Now, let me pause right here to admit that I was all for the virtual smoke-filled room but not the candidate who emerged from it. I thought Democratic insiders were right to forgo any speed dating process and pick their candidates the old fashioned way, which is to say behind closed doors. I just thought that that candidate needed to be somebody who could win Wisconsin, Michigan and Pennsylvania and that a candidate from California with approval ratings as bad as Biden’s was not the best bet.
But then Harris went about making a second first impression and she surprised me and a lot of other skeptical Democrats. She was like a new person. Confident, self-assured, positive, almost light-hearted. A happy warrior. Like Hubert Humphrey. And speaking of Minnesota’s first vice president, she went on to pick the gopher governor Tim Walz as her running mate. Walz, like Harris herself, was not my first choice. Pennsylvania Gov. Josh Shapiro was my top pick for both spots on the ticket. I guess I wanted Shapiro and Shapiro.

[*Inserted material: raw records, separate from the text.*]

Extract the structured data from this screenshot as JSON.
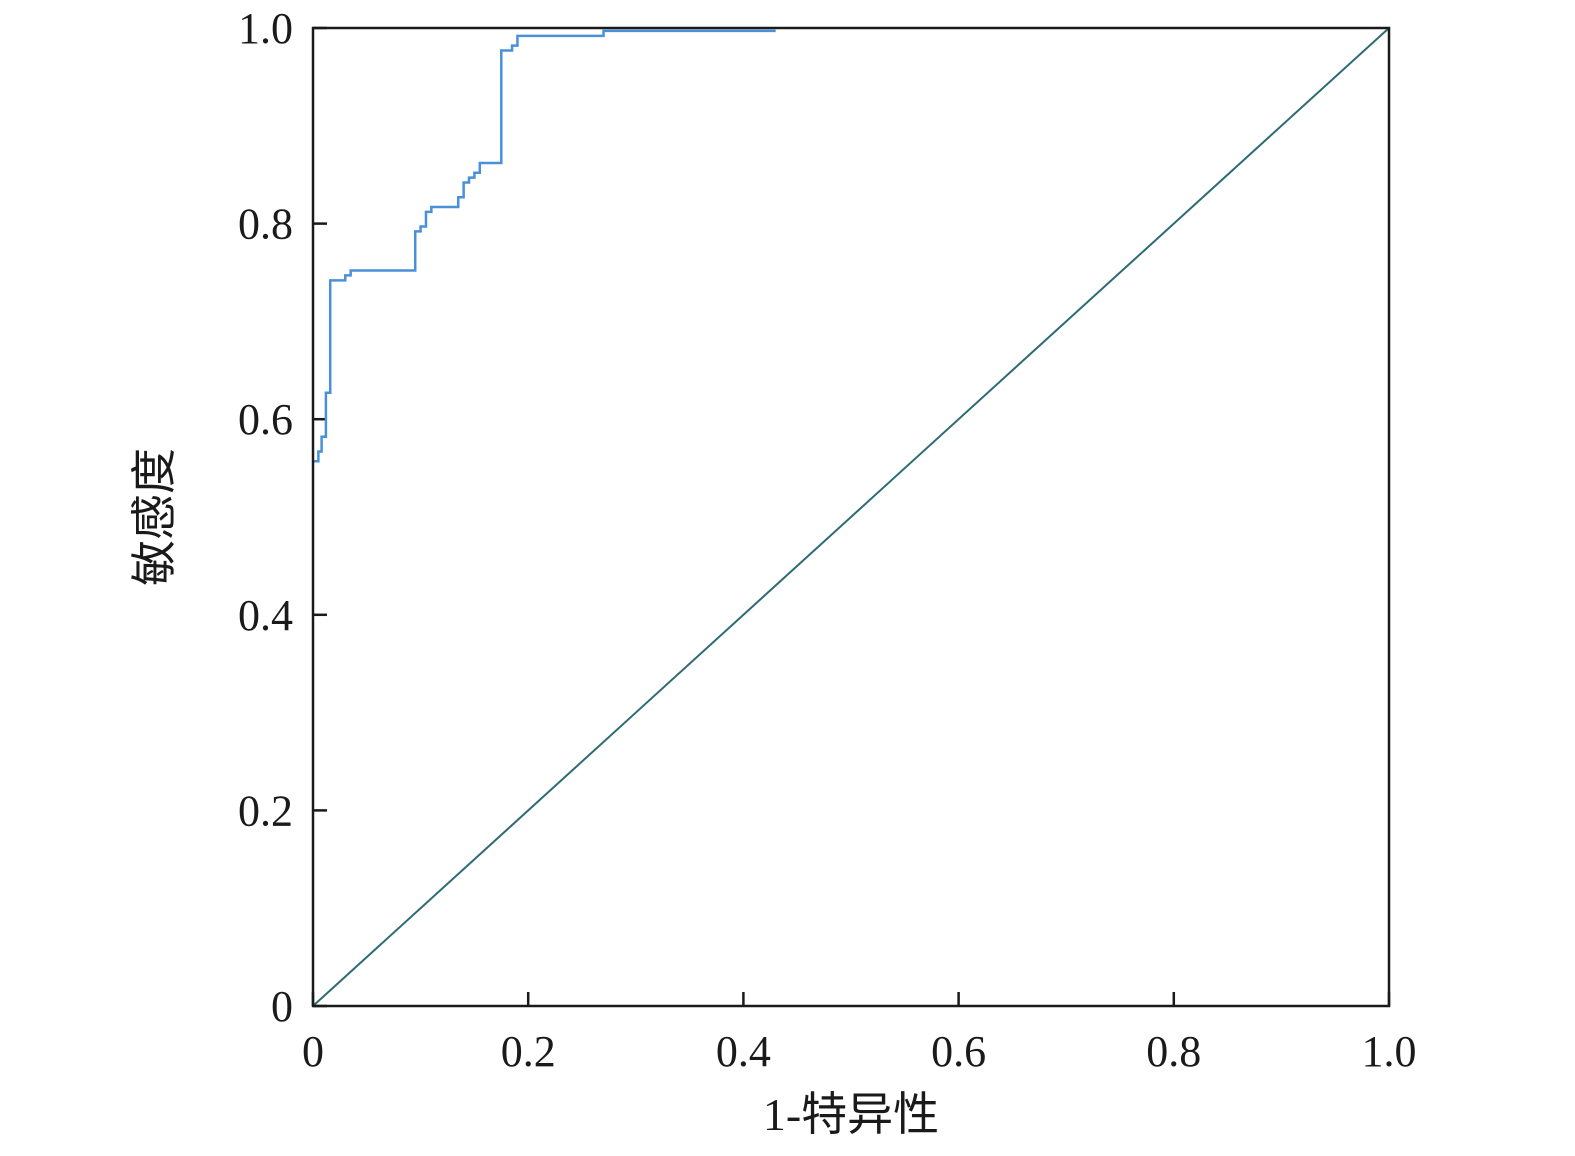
{
  "chart_data": {
    "type": "line",
    "title": "",
    "xlabel": "1-特异性",
    "ylabel": "敏感度",
    "xlim": [
      0,
      1
    ],
    "ylim": [
      0,
      1
    ],
    "grid": false,
    "legend": "none",
    "x_ticks": [
      0,
      0.2,
      0.4,
      0.6,
      0.8,
      1.0
    ],
    "x_tick_labels": [
      "0",
      "0.2",
      "0.4",
      "0.6",
      "0.8",
      "1.0"
    ],
    "y_ticks": [
      0,
      0.2,
      0.4,
      0.6,
      0.8,
      1.0
    ],
    "y_tick_labels": [
      "0",
      "0.2",
      "0.4",
      "0.6",
      "0.8",
      "1.0"
    ],
    "series": [
      {
        "color": "#4a90d9",
        "step": true,
        "x": [
          0.0,
          0.005,
          0.008,
          0.012,
          0.016,
          0.02,
          0.03,
          0.035,
          0.04,
          0.095,
          0.1,
          0.105,
          0.11,
          0.135,
          0.14,
          0.145,
          0.15,
          0.155,
          0.16,
          0.175,
          0.18,
          0.185,
          0.19,
          0.27,
          0.43
        ],
        "y": [
          0.557,
          0.567,
          0.582,
          0.627,
          0.742,
          0.742,
          0.747,
          0.752,
          0.752,
          0.792,
          0.797,
          0.812,
          0.817,
          0.827,
          0.842,
          0.847,
          0.852,
          0.862,
          0.862,
          0.977,
          0.977,
          0.982,
          0.992,
          0.997,
          0.997
        ]
      },
      {
        "color": "#2e6b73",
        "step": false,
        "x": [
          0,
          1
        ],
        "y": [
          0,
          1
        ]
      }
    ]
  }
}
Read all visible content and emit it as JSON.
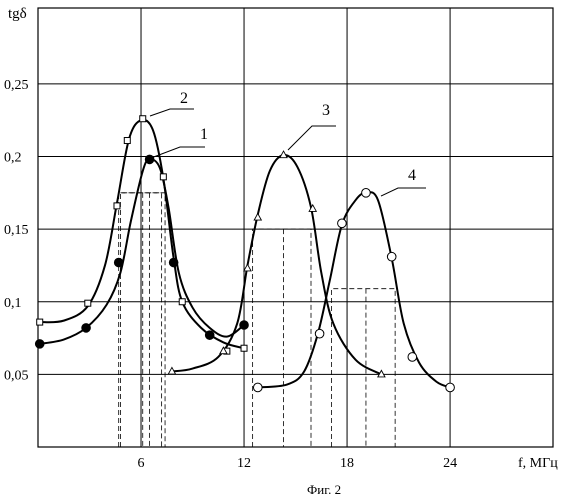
{
  "chart_data": {
    "type": "line",
    "title": "",
    "xlabel": "f, МГц",
    "ylabel": "tgδ",
    "xlim": [
      0,
      28.5
    ],
    "ylim": [
      0,
      0.3
    ],
    "grid": true,
    "x_ticks": [
      6,
      12,
      18,
      24
    ],
    "x_tick_labels": [
      "6",
      "12",
      "18",
      "24"
    ],
    "y_ticks": [
      0.05,
      0.1,
      0.15,
      0.2,
      0.25
    ],
    "y_tick_labels": [
      "0,05",
      "0,1",
      "0,15",
      "0,2",
      "0,25"
    ],
    "caption": "Фиг. 2",
    "series": [
      {
        "name": "1",
        "marker": "filled-circle",
        "curve": [
          [
            0.1,
            0.071
          ],
          [
            1.5,
            0.074
          ],
          [
            2.8,
            0.082
          ],
          [
            4.0,
            0.098
          ],
          [
            4.8,
            0.12
          ],
          [
            5.4,
            0.155
          ],
          [
            6.1,
            0.19
          ],
          [
            6.5,
            0.198
          ],
          [
            7.1,
            0.192
          ],
          [
            7.6,
            0.165
          ],
          [
            8.2,
            0.12
          ],
          [
            9.0,
            0.096
          ],
          [
            10.0,
            0.082
          ],
          [
            11.0,
            0.076
          ],
          [
            12.0,
            0.084
          ]
        ],
        "points": [
          [
            0.1,
            0.071
          ],
          [
            2.8,
            0.082
          ],
          [
            4.7,
            0.127
          ],
          [
            6.5,
            0.198
          ],
          [
            7.9,
            0.127
          ],
          [
            10.0,
            0.077
          ],
          [
            12.0,
            0.084
          ]
        ]
      },
      {
        "name": "2",
        "marker": "open-square",
        "curve": [
          [
            0.1,
            0.086
          ],
          [
            1.5,
            0.087
          ],
          [
            2.9,
            0.097
          ],
          [
            3.9,
            0.125
          ],
          [
            4.6,
            0.168
          ],
          [
            5.3,
            0.212
          ],
          [
            6.0,
            0.225
          ],
          [
            6.7,
            0.218
          ],
          [
            7.3,
            0.185
          ],
          [
            7.9,
            0.13
          ],
          [
            8.4,
            0.1
          ],
          [
            9.5,
            0.082
          ],
          [
            10.8,
            0.072
          ],
          [
            12.0,
            0.068
          ]
        ],
        "points": [
          [
            0.1,
            0.086
          ],
          [
            2.9,
            0.099
          ],
          [
            4.6,
            0.166
          ],
          [
            5.2,
            0.211
          ],
          [
            6.1,
            0.226
          ],
          [
            7.3,
            0.186
          ],
          [
            8.4,
            0.1
          ],
          [
            11.0,
            0.066
          ],
          [
            12.0,
            0.068
          ]
        ]
      },
      {
        "name": "3",
        "marker": "open-triangle",
        "curve": [
          [
            7.8,
            0.052
          ],
          [
            9.0,
            0.054
          ],
          [
            10.5,
            0.062
          ],
          [
            11.6,
            0.085
          ],
          [
            12.2,
            0.125
          ],
          [
            12.8,
            0.16
          ],
          [
            13.5,
            0.19
          ],
          [
            14.3,
            0.201
          ],
          [
            15.1,
            0.193
          ],
          [
            15.9,
            0.165
          ],
          [
            16.5,
            0.12
          ],
          [
            17.2,
            0.085
          ],
          [
            18.5,
            0.06
          ],
          [
            20.0,
            0.05
          ]
        ],
        "points": [
          [
            7.8,
            0.052
          ],
          [
            10.8,
            0.066
          ],
          [
            12.2,
            0.123
          ],
          [
            12.8,
            0.158
          ],
          [
            14.3,
            0.201
          ],
          [
            16.0,
            0.164
          ],
          [
            20.0,
            0.05
          ]
        ]
      },
      {
        "name": "4",
        "marker": "open-circle",
        "curve": [
          [
            12.8,
            0.041
          ],
          [
            14.5,
            0.043
          ],
          [
            15.5,
            0.052
          ],
          [
            16.3,
            0.078
          ],
          [
            17.0,
            0.115
          ],
          [
            17.7,
            0.153
          ],
          [
            18.5,
            0.17
          ],
          [
            19.1,
            0.175
          ],
          [
            19.8,
            0.17
          ],
          [
            20.6,
            0.13
          ],
          [
            21.3,
            0.085
          ],
          [
            22.2,
            0.058
          ],
          [
            23.2,
            0.045
          ],
          [
            24.0,
            0.041
          ]
        ],
        "points": [
          [
            12.8,
            0.041
          ],
          [
            16.4,
            0.078
          ],
          [
            17.7,
            0.154
          ],
          [
            19.1,
            0.175
          ],
          [
            20.6,
            0.131
          ],
          [
            21.8,
            0.062
          ],
          [
            24.0,
            0.041
          ]
        ]
      }
    ],
    "half_width_markers": [
      {
        "series": "1",
        "y": 0.175,
        "x_low": 4.8,
        "x_high": 7.2,
        "x_peak": 6.5
      },
      {
        "series": "2",
        "y": 0.175,
        "x_low": 4.7,
        "x_high": 7.4,
        "x_peak": 6.1
      },
      {
        "series": "3",
        "y": 0.15,
        "x_low": 12.5,
        "x_high": 15.9,
        "x_peak": 14.3
      },
      {
        "series": "4",
        "y": 0.109,
        "x_low": 17.1,
        "x_high": 20.8,
        "x_peak": 19.1
      }
    ]
  }
}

Let me digress here. Why don’t we do it this way all the time? Anybody enjoy the three-year slog that is a presidential contest? What’s so great about a handful of states which, by the simple virtue of the calendar, get to pick the two people out of 350 million who we get to vote for? How is that democratic? What’s so great about a primary system that produced Donald Trump and Joe Biden when the majority of Americans couldn’t stand either man? A closed system picked an exciting candidate with a much better chance of winning and it was done at no cost and in record time. End of digression.
Now Harris and Walz are waltzing around the country with a whole new attitude. Whereas Biden crept to the podium to darkly denounce threats on American democracy, Harris/Walz bound up to the stage and look like they’re having fun. They seem to see Trump/Vance as less existential threat than just curious, even “weird.” They seem to be saying to voters, “you and I are too smart to even take these guys seriously.” And so far it’s working. It’s working so well that it’s driving Trump up a wall, which is half the fun.

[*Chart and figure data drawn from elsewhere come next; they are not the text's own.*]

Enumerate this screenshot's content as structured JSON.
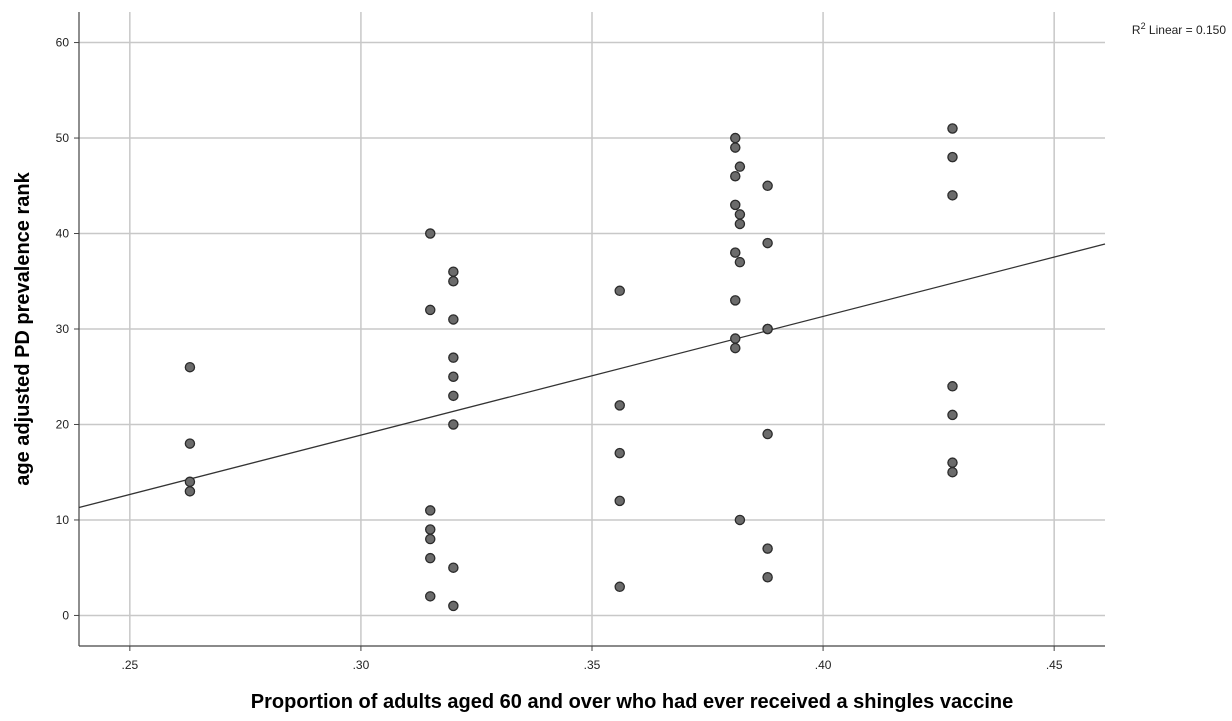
{
  "chart_data": {
    "type": "scatter",
    "xlabel": "Proportion of adults aged 60 and over who had ever received a shingles vaccine",
    "ylabel": "age adjusted PD prevalence rank",
    "xlim": [
      0.239,
      0.461
    ],
    "ylim": [
      -3.2,
      63.2
    ],
    "x_ticks": [
      0.25,
      0.3,
      0.35,
      0.4,
      0.45
    ],
    "x_tick_labels": [
      ".25",
      ".30",
      ".35",
      ".40",
      ".45"
    ],
    "y_ticks": [
      0,
      10,
      20,
      30,
      40,
      50,
      60
    ],
    "y_tick_labels": [
      "0",
      "10",
      "20",
      "30",
      "40",
      "50",
      "60"
    ],
    "grid": true,
    "fit_line": {
      "label_prefix": "R",
      "label_sup": "2",
      "label_suffix": " Linear = 0.150",
      "points": [
        [
          0.239,
          11.3
        ],
        [
          0.461,
          38.9
        ]
      ]
    },
    "points": [
      {
        "x": 0.263,
        "y": 26
      },
      {
        "x": 0.263,
        "y": 18
      },
      {
        "x": 0.263,
        "y": 14
      },
      {
        "x": 0.263,
        "y": 13
      },
      {
        "x": 0.315,
        "y": 40
      },
      {
        "x": 0.315,
        "y": 32
      },
      {
        "x": 0.315,
        "y": 11
      },
      {
        "x": 0.315,
        "y": 9
      },
      {
        "x": 0.315,
        "y": 8
      },
      {
        "x": 0.315,
        "y": 6
      },
      {
        "x": 0.315,
        "y": 2
      },
      {
        "x": 0.32,
        "y": 36
      },
      {
        "x": 0.32,
        "y": 35
      },
      {
        "x": 0.32,
        "y": 31
      },
      {
        "x": 0.32,
        "y": 27
      },
      {
        "x": 0.32,
        "y": 25
      },
      {
        "x": 0.32,
        "y": 23
      },
      {
        "x": 0.32,
        "y": 20
      },
      {
        "x": 0.32,
        "y": 5
      },
      {
        "x": 0.32,
        "y": 1
      },
      {
        "x": 0.356,
        "y": 34
      },
      {
        "x": 0.356,
        "y": 22
      },
      {
        "x": 0.356,
        "y": 17
      },
      {
        "x": 0.356,
        "y": 12
      },
      {
        "x": 0.356,
        "y": 3
      },
      {
        "x": 0.381,
        "y": 50
      },
      {
        "x": 0.381,
        "y": 49
      },
      {
        "x": 0.381,
        "y": 46
      },
      {
        "x": 0.381,
        "y": 43
      },
      {
        "x": 0.381,
        "y": 38
      },
      {
        "x": 0.381,
        "y": 33
      },
      {
        "x": 0.381,
        "y": 29
      },
      {
        "x": 0.381,
        "y": 28
      },
      {
        "x": 0.382,
        "y": 47
      },
      {
        "x": 0.382,
        "y": 42
      },
      {
        "x": 0.382,
        "y": 41
      },
      {
        "x": 0.382,
        "y": 37
      },
      {
        "x": 0.382,
        "y": 10
      },
      {
        "x": 0.388,
        "y": 45
      },
      {
        "x": 0.388,
        "y": 39
      },
      {
        "x": 0.388,
        "y": 30
      },
      {
        "x": 0.388,
        "y": 30
      },
      {
        "x": 0.388,
        "y": 19
      },
      {
        "x": 0.388,
        "y": 7
      },
      {
        "x": 0.388,
        "y": 4
      },
      {
        "x": 0.428,
        "y": 51
      },
      {
        "x": 0.428,
        "y": 48
      },
      {
        "x": 0.428,
        "y": 44
      },
      {
        "x": 0.428,
        "y": 24
      },
      {
        "x": 0.428,
        "y": 21
      },
      {
        "x": 0.428,
        "y": 16
      },
      {
        "x": 0.428,
        "y": 15
      }
    ],
    "colors": {
      "marker_fill": "#6b6b6b",
      "marker_stroke": "#2b2b2b",
      "grid": "#c8c8c8",
      "axis": "#444444",
      "fit_line": "#333333"
    }
  }
}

Now, Harris leads Trump by a not insignificant four points in those three magic states of Wisconsin, Michigan and Pennsylvania. And that may understate it, as the New York Times/Siena poll was taken mostly before Walz — who should play well in all three states — was announced as Harris’ choice. (I ordered my Harris/Walz camo hunting camp from Etsy only because the official campaign merch wouldn’t arrive until October. What’s up with that?)
Which brings us back to music. It’s like this. Harris has proven that she can take in information, evaluate her strengths and weaknesses and adapt to what’s called for in the moment. Excellent for a candidate and vital for a president. Trump cannot do any of these things.
Harris can sit in front of the political piano and play a sonata or do a jazz riff as demanded. Whatever will sound sweet to the audience and is appropriate for the current mood. Trump sits before the piano and bangs out one note. It’s all he knows how to play. And when the audience doesn’t seem to like it, he just hits the same key harder.
I know. A lot can happen in 80 days. But right now I like the sound of this.